Let’s do another example.

shap_values, example = shap_example(41)
shap.force_plot(explainer.expected_value, shap_values, example, feature_names=feature_names)

Dropping a Feature

Let’s say we don’t want to use some features. In this example, let’s say we don’t want to use location data. We can simply drop that from the dataset and rerun everything.

X_train = X_train.drop(columns=["Latitude", "Longitude"])
X_test = X_test.drop(columns=["Latitude", "Longitude"])

Now we have to update the feature names.

feature_names = [
    "Median income",
    "Median age",
    "Avg number of rooms",
    "Avg number of bedrooms",
    "Block population",
    "Avg number of occupants",
]

Let’s build a new model.

model = xgboost.XGBRegressor(random_state=42)
model.fit(X_train, y_train)

XGBRegressor(base_score=0.5, booster='gbtree', callbacks=None,
             colsample_bylevel=1, colsample_bynode=1, colsample_bytree=1,
             early_stopping_rounds=None, enable_categorical=False,
             eval_metric=None, gamma=0, gpu_id=-1, grow_policy='depthwise',
             importance_type=None, interaction_constraints='',
             learning_rate=0.300000012, max_bin=256, max_cat_to_onehot=4,
             max_delta_step=0, max_depth=6, max_leaves=0, min_child_weight=1,
             missing=nan, monotone_constraints='()', n_estimators=100, n_jobs=0,
             num_parallel_tree=1, predictor='auto', random_state=42,
             reg_alpha=0, reg_lambda=1, ...)

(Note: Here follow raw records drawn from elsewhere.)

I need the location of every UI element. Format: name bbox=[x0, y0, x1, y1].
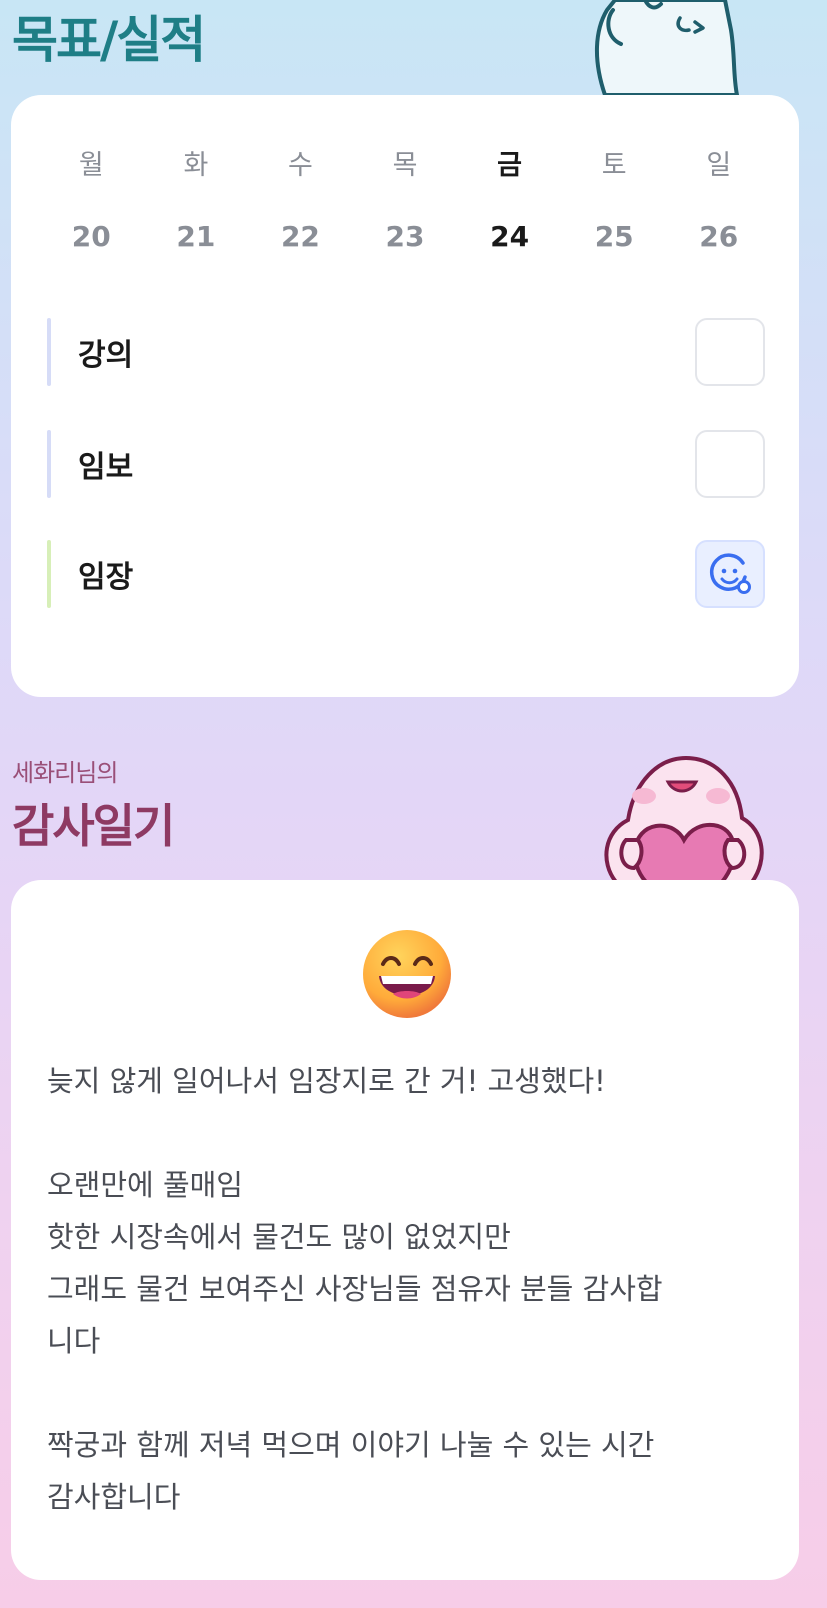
grinning-face-emoji-icon bbox=[363, 930, 451, 1018]
diary-line: 감사합니다 bbox=[47, 1480, 181, 1514]
date-item[interactable]: 21 bbox=[144, 220, 249, 253]
task-accent-bar bbox=[47, 318, 51, 386]
task-row-imjang: 임장 bbox=[47, 540, 765, 608]
weekday-label-today: 금 bbox=[497, 150, 523, 181]
heart-mascot-icon bbox=[604, 755, 764, 882]
task-row-lecture: 강의 bbox=[47, 318, 765, 386]
mascot-character-icon bbox=[595, 0, 740, 95]
weekday-row: 월 화 수 목 금 토 일 bbox=[39, 143, 771, 182]
weekday-label: 월 bbox=[78, 150, 104, 181]
goal-card: 월 화 수 목 금 토 일 20 21 22 23 24 25 26 강의 임보… bbox=[11, 95, 799, 697]
task-accent-bar bbox=[47, 430, 51, 498]
date-item[interactable]: 26 bbox=[666, 220, 771, 253]
weekday-label: 목 bbox=[392, 150, 418, 181]
task-label: 임보 bbox=[78, 450, 134, 485]
task-accent-bar bbox=[47, 540, 51, 608]
diary-line: 오랜만에 풀매임 bbox=[47, 1168, 243, 1202]
task-checkbox-checked[interactable] bbox=[695, 540, 765, 608]
diary-line: 늦지 않게 일어나서 임장지로 간 거! 고생했다! bbox=[47, 1064, 606, 1098]
date-item-today[interactable]: 24 bbox=[457, 220, 562, 253]
date-item[interactable]: 22 bbox=[248, 220, 353, 253]
date-item[interactable]: 23 bbox=[353, 220, 458, 253]
weekday-label: 토 bbox=[601, 150, 627, 181]
task-label: 임장 bbox=[78, 560, 134, 595]
date-item[interactable]: 20 bbox=[39, 220, 144, 253]
task-checkbox[interactable] bbox=[695, 318, 765, 386]
diary-subtitle: 세화리님의 bbox=[12, 759, 118, 787]
task-checkbox[interactable] bbox=[695, 430, 765, 498]
diary-line bbox=[47, 1367, 759, 1419]
goal-section-title: 목표/실적 bbox=[12, 11, 206, 69]
task-row-imbo: 임보 bbox=[47, 430, 765, 498]
weekday-label: 화 bbox=[183, 150, 209, 181]
date-row: 20 21 22 23 24 25 26 bbox=[39, 220, 771, 253]
diary-line: 니다 bbox=[47, 1324, 101, 1358]
gratitude-diary-card: 늦지 않게 일어나서 임장지로 간 거! 고생했다! 오랜만에 풀매임 핫한 시… bbox=[11, 880, 799, 1580]
diary-title: 감사일기 bbox=[12, 799, 175, 853]
weekday-label: 일 bbox=[706, 150, 732, 181]
diary-line: 짝궁과 함께 저녁 먹으며 이야기 나눌 수 있는 시간 bbox=[47, 1428, 655, 1462]
diary-line bbox=[47, 1107, 759, 1159]
date-item[interactable]: 25 bbox=[562, 220, 667, 253]
weekday-label: 수 bbox=[288, 150, 313, 181]
diary-text: 늦지 않게 일어나서 임장지로 간 거! 고생했다! 오랜만에 풀매임 핫한 시… bbox=[47, 1055, 759, 1523]
diary-line: 핫한 시장속에서 물건도 많이 없었지만 bbox=[47, 1220, 511, 1254]
smiley-check-icon bbox=[709, 553, 751, 594]
task-label: 강의 bbox=[78, 338, 134, 373]
diary-line: 그래도 물건 보여주신 사장님들 점유자 분들 감사합 bbox=[47, 1272, 663, 1306]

explainer = shap.TreeExplainer(model)

shap_values = explainer.shap_values(X_test)

ntree_limit is deprecated, use `iteration_range` or model slicing instead.

shap.summary_plot(shap_values, X_test)

No data for colormapping provided via 'c'. Parameters 'vmin', 'vmax' will be ignored

png

Let’s look at an example.

shap_values, example = shap_example(1)
shap.force_plot(explainer.expected_value, shap_values, example, feature_names=feature_names)

They’re so pretty. Let’s look at some more.

shap_values, example = shap_example(2)
shap.force_plot(explainer.expected_value, shap_values, example, feature_names=feature_names)

shap_values, example = shap_example(5)
shap.force_plot(explainer.expected_value, shap_values, example, feature_names=feature_names)

shap_values, example = shap_example(9)
shap.force_plot(explainer.expected_value, shap_values, example, feature_names=feature_names)

shap_values, example = shap_example(11)
shap.force_plot(explainer.expected_value, shap_values, example, feature_names=feature_names)

shap_values, example = shap_example(41)
shap.force_plot(explainer.expected_value, shap_values, example, feature_names=feature_names)

SHAP values are great for explaining models. There’s even more that you can do with them that I haven’t explored here.